Yavuz Özüstün

Doğuştan “hoca” olduğunu düşündüğünüz bazı insanlar vardır. Üzerlerine ikinci bir ten gibi giydikleri bu haslet, zaman içinde çoğu insanı kendine çeker ve ışıklandırır. Alanına hâkimiyetin ötesinde, sınırları ve çıtayı zorlayan bu gibi insanlar aramızdan ayrıldığında ise, zamanın fark etmediğiniz bir noktasında “hocaların hocası” olmuşlardır.

Ve o yok oluş, ardında kalanların zihninde – duygu dünyâsında hayâtın (ve müziğin) anlamını sorgulatacak kadar derin bir boşluk bırakır. Pazartesi günü kaybettiğimiz Yavuz Özüstün, ülkemizin en kültürlü ve çok cepheli müzik adamlarındandı.

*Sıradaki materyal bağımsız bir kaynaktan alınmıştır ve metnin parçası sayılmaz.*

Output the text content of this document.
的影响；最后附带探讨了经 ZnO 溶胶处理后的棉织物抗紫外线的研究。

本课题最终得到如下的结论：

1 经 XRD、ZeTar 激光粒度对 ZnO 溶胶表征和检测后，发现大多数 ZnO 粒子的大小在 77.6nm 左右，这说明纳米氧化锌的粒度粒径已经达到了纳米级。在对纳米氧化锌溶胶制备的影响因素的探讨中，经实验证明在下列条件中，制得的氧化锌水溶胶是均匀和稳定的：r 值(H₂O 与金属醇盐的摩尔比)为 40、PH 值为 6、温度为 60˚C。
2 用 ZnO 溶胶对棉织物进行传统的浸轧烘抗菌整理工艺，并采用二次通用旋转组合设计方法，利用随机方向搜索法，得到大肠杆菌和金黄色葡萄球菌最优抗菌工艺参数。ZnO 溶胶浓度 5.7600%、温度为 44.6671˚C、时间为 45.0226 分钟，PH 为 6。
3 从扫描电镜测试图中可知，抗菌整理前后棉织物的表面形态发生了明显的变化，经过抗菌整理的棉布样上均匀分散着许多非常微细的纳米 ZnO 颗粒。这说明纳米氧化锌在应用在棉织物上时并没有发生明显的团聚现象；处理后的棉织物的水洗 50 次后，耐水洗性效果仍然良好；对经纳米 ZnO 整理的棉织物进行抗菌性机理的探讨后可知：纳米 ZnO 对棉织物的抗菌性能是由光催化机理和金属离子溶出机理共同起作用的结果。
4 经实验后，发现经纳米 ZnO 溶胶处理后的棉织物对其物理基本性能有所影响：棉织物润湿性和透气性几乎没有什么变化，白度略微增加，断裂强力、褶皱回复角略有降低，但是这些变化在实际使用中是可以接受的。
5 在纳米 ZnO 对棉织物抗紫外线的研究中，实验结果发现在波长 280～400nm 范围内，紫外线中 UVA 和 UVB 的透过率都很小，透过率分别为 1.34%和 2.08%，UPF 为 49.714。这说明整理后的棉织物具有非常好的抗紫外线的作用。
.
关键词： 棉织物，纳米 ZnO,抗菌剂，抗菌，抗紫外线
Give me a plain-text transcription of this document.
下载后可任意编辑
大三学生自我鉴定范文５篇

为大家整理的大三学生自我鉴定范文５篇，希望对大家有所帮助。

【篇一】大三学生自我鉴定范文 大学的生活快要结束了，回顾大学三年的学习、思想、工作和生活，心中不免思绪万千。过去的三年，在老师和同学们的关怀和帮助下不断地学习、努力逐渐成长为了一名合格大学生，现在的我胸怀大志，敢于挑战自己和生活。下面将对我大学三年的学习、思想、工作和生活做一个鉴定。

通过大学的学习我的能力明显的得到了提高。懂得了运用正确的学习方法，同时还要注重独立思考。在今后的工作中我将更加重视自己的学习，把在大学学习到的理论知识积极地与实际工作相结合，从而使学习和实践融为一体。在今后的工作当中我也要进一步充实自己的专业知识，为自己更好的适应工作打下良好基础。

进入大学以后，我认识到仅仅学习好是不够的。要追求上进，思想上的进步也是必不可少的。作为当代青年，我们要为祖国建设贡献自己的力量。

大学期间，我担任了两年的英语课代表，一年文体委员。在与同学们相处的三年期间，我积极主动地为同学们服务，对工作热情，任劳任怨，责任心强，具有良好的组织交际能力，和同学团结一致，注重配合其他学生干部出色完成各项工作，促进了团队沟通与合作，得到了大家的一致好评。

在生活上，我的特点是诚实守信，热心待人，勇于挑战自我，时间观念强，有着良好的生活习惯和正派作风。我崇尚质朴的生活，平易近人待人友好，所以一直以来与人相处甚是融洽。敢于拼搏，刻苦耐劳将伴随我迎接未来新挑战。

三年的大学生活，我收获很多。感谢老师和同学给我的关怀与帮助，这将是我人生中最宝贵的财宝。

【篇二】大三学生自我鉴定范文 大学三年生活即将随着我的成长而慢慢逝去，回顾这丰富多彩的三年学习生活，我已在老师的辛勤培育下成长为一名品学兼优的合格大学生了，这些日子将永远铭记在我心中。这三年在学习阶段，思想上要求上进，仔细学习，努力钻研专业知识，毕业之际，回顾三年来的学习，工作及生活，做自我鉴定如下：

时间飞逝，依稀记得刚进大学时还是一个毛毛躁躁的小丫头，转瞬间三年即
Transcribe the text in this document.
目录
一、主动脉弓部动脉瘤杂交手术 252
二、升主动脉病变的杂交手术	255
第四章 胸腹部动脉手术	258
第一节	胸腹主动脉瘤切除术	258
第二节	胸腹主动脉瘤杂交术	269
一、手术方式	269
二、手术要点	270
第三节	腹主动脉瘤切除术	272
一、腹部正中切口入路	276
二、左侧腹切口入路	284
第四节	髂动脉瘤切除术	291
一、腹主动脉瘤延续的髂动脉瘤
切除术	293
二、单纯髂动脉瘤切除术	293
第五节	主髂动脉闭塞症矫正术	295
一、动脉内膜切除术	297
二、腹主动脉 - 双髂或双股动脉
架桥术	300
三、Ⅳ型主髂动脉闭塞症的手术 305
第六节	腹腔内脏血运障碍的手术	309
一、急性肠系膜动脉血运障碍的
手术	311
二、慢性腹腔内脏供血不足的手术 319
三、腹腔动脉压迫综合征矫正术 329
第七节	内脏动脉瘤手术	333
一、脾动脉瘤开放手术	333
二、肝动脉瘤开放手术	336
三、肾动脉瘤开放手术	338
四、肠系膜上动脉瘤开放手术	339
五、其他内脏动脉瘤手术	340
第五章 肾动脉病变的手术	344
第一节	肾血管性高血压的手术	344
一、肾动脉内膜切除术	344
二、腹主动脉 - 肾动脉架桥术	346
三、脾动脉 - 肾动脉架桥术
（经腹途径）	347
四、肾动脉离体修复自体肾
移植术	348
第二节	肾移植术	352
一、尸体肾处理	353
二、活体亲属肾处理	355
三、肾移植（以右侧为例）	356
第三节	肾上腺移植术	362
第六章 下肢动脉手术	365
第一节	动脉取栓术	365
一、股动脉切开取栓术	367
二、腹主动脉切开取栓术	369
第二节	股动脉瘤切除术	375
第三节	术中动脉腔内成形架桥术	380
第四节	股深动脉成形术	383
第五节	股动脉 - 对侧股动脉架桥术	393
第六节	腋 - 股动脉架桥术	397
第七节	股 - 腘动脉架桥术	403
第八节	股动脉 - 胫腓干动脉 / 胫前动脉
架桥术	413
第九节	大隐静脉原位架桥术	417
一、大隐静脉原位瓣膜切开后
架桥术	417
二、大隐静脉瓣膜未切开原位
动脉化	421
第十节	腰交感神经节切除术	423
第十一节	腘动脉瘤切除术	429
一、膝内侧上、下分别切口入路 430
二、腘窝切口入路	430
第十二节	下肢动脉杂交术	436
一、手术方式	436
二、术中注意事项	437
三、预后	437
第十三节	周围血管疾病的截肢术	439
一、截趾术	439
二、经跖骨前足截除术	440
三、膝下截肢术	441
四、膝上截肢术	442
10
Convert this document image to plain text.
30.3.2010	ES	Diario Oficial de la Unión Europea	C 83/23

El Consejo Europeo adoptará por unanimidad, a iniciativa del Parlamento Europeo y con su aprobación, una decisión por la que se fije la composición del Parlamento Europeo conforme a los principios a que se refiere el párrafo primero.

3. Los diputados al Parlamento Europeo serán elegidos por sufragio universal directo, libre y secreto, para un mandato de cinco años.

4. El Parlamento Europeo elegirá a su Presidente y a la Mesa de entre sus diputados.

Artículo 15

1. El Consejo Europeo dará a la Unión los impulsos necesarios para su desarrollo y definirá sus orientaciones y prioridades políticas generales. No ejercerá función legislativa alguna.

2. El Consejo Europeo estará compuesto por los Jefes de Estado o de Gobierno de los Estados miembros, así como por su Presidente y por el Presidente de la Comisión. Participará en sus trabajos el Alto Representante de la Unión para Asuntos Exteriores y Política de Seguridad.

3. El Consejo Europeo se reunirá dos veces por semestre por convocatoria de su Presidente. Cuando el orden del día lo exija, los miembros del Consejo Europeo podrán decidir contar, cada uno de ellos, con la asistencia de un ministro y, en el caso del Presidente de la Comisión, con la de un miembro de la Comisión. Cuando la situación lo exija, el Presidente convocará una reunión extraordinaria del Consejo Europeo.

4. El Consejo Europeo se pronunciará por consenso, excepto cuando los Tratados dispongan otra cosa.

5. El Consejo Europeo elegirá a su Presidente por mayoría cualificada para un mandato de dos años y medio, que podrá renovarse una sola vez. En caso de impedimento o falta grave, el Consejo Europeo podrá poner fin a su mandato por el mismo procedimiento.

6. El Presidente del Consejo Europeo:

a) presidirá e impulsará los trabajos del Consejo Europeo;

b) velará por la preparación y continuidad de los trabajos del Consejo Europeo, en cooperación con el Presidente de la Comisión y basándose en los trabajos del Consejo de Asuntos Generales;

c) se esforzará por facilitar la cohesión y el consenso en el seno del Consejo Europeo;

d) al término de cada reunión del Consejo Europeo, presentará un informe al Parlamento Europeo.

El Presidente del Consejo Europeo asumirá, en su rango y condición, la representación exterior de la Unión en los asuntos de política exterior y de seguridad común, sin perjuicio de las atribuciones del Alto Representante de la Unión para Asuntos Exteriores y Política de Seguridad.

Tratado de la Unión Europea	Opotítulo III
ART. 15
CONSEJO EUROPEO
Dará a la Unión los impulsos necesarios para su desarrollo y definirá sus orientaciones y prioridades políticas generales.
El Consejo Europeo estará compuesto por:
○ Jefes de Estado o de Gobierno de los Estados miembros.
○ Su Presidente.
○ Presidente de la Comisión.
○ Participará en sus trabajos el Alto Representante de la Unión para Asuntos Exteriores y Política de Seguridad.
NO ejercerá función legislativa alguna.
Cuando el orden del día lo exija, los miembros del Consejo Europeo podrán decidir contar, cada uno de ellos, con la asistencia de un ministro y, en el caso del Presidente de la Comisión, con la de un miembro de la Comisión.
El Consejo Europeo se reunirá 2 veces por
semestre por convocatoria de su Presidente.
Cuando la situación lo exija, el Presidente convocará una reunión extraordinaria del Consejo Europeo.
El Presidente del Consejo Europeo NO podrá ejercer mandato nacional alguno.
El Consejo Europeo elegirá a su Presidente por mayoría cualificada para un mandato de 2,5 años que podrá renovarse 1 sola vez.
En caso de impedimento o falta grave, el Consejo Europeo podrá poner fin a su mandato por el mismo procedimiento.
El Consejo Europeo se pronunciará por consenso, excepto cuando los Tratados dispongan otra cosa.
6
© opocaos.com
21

Çocuk yaşında, büyük akrabalarından Eyyûbi Mustafa Sunar Bey‘den aldığı keman dersleriyle başladığını anlattığı müzik yolculuğu, aslında yerli İstanbul ailelerinin günlük atmosferi içinde doğal olarak bulunan bir paylaşım biçiminin şekillenmesiydi.

Gençlikte müziğin farklı dallarına, edebiyat ve felsefeye yönelen Yavuz Özüstün, bir yandan dünyâ müziğini izlemekte, bir yandan Üsküdar Musiki Cemiyeti de dahil yerli müzik ortamlarından kopamamaktadır. İktisat Fakültesi’nde okumuş, fikir kulüplerinden kopmamış, o yıllardaki yakın arkadaşlarından Arif Mardin ve Sina Kabaağaçlı’yla sürekli kendilerini geliştirmişlerdir.

Fransızca ve İngilizceyi erken yaşta öğrenmesi, dünyâyı takip etmesine de olanak vermiştir. T.R.T.’de tonmaister olarak önemli kayıtların aranan ismi olur. Berklee College of Music’ten ders ve sınav bantlarını Türkiye’den göndererek mezun olmuş bir cazcıdır.

Caz aranjmanları yapmanın yanı sıra, kemani’liğini ihmal etmez. O dönem piyasasının kalbinde yer alır, Zeki Müren ve Nesrin Sipâhi gibi ses starlarının baş kemancısı olarak görülür.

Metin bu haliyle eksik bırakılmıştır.